Of hearts and hands: A former quilter completes her heirlooms with help from friends

Of hearts and hands: A former quilter completes her heirlooms with help from friends

SALISBURY — It’s amazing what one person’s hands can do.  Over the course of her 90-odd years, Dorothy McLaughlin’s hands have cradled two children, four grandchildren and seven great-grandchildren. They have graded countless student exams, sketched the plans for her family home, led worship on the organ and piano and lovingly constructed numerous quilts, stitch by stitch.    But much has changed over the past few years.  “My doctor told me I had to stop quilting to preserve the use of my fingers,” McLaughlin said.  So she packed away the last few quilt tops she’d made, unsure whether they would ever be finished and used.

Then came the decision to move to a senior living community. McLaughlin knew she would live out the rest of her years in North Carolina. But the question was, where?   Born and raised in High Point, she had earned a teaching certificate at the University of North Carolina at Greensboro and met and married Cleveland Postmaster Milton McLaughlin while teaching at Boyden High School in Salisbury. When their children, Gail and Neely, were born, she took a few years off until Salisbury City Schools Superintendent J. H. Knox recruited her for the brand new Knox Junior High School. McLaughlin taught there for 20 years.  After her husband’s death, McLaughlin moved to Chapel Hill to become a sorority house director — a responsibility she fulfilled for 11 years. And when it was really and truly time to retire, McLaughlin assumed she would remain in Chapel Hill.
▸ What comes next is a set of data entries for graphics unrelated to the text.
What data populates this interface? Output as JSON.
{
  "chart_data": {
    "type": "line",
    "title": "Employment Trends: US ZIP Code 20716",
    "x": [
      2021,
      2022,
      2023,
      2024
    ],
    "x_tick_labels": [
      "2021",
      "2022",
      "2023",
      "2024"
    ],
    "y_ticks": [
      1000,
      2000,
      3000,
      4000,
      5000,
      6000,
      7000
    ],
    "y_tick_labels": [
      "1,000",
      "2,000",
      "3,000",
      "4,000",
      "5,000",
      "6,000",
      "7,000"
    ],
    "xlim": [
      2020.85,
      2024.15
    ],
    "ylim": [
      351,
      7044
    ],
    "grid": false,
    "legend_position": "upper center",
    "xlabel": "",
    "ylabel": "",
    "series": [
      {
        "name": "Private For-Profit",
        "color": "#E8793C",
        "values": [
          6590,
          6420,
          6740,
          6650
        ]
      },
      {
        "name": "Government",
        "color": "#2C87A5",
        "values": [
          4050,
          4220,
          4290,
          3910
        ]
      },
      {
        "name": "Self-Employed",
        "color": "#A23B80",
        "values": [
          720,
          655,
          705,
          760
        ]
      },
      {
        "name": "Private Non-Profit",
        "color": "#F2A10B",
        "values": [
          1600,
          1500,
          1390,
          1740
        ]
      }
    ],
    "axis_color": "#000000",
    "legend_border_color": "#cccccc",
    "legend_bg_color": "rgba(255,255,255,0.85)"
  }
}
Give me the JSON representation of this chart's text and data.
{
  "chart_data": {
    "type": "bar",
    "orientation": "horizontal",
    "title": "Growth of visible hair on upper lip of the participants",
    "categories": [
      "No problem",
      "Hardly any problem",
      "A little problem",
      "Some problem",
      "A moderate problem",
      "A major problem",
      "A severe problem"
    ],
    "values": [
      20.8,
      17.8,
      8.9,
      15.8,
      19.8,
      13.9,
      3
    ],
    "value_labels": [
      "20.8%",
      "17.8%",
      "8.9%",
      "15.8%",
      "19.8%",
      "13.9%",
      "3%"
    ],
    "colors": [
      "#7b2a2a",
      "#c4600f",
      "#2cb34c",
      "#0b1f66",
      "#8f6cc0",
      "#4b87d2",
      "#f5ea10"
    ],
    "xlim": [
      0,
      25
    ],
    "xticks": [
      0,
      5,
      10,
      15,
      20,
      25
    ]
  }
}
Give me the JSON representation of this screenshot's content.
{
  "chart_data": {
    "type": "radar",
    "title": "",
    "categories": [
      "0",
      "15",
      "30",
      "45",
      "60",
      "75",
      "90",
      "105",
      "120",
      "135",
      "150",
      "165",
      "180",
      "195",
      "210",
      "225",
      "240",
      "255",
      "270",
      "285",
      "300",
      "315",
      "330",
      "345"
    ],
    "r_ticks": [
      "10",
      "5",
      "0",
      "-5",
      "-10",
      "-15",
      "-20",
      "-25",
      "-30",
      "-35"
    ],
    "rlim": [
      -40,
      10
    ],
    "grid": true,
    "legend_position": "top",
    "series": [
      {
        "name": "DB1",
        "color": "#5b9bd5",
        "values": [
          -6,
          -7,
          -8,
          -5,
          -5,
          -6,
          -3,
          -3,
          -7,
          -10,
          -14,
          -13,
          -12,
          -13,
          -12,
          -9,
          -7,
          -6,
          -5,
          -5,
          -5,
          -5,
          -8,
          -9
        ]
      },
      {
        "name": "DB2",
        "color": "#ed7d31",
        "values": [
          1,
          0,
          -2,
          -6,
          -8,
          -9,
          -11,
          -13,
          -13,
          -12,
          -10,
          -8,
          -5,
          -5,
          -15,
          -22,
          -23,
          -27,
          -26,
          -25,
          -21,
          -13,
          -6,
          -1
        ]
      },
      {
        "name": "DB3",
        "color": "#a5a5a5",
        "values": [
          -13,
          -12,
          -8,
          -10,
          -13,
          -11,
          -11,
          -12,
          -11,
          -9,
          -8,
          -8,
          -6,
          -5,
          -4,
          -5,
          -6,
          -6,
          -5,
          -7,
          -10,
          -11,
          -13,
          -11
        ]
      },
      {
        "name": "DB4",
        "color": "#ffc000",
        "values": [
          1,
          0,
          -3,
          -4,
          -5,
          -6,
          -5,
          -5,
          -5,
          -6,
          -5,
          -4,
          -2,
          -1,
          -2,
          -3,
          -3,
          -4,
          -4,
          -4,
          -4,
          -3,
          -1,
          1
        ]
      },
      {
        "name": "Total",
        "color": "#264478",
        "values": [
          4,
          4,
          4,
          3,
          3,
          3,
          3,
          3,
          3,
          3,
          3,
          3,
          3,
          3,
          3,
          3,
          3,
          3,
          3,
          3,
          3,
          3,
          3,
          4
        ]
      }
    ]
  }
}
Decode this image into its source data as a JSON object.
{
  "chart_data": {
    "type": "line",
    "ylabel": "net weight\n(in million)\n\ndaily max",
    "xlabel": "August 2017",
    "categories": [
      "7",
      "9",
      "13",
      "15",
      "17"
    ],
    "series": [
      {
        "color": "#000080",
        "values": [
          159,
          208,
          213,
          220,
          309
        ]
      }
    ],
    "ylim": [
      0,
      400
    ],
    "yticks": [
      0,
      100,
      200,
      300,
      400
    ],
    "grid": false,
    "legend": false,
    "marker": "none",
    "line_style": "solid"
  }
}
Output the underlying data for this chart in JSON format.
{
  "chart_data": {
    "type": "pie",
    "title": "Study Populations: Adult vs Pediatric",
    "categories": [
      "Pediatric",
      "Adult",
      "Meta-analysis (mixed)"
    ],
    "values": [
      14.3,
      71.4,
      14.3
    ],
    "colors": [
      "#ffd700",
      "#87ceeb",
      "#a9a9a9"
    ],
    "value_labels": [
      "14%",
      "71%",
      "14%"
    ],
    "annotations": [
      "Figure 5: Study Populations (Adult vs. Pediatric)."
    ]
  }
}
“I was driving back from the mountains and saw a billboard for Trinity Oaks,” McLaughlin said. “I called Trinity Oaks the next day, made an appointment, and was accepted within the month.”  “I liked that Trinity Oaks was so well planned and well rounded, and I was pleased that I could choose many of the details for my new apartment.”  As McLaughlin and her daughter, Gail, were packing for the move to Salisbury last spring, they happened upon several of her handmade quilt tops.  “I constructed them using scraps leftover from making Gail’s dresses when she was in elementary school,” McLaughlin said. “There are two Sunbonnet Sue patterns, a Log Cabin and an appliquéd Wedding Ring. Gail had the great idea of asking the quilters at her church to help us complete the backing and binding.”  With help from Gail’s friends at St. Stephen’s Episcopal Church in Oxford, the quilts were finished in time for McLaughlin to display them publicly at Trinity Oaks and gift them to her grandchildren at Christmas.  “I hope they will be enjoyed for years to come by my descendants,” McLaughlin said.

McLaughlin is finding plenty to keep her busy even though she can no longer quilt.  “We have lots of singalongs at Trinity Oaks, which I love,” McLaughlin said. “We have marvelous music at our chapel services. We have also taken field trips to see Christmas lights in Kannapolis and to see new developments in my old hometown of Cleveland — and there are many other activities to choose from.  “When I first considered moving to a senior living community, I was afraid the time was coming when I could no longer be independent. Here at Trinity Oaks, I have the opportunity to be independent.”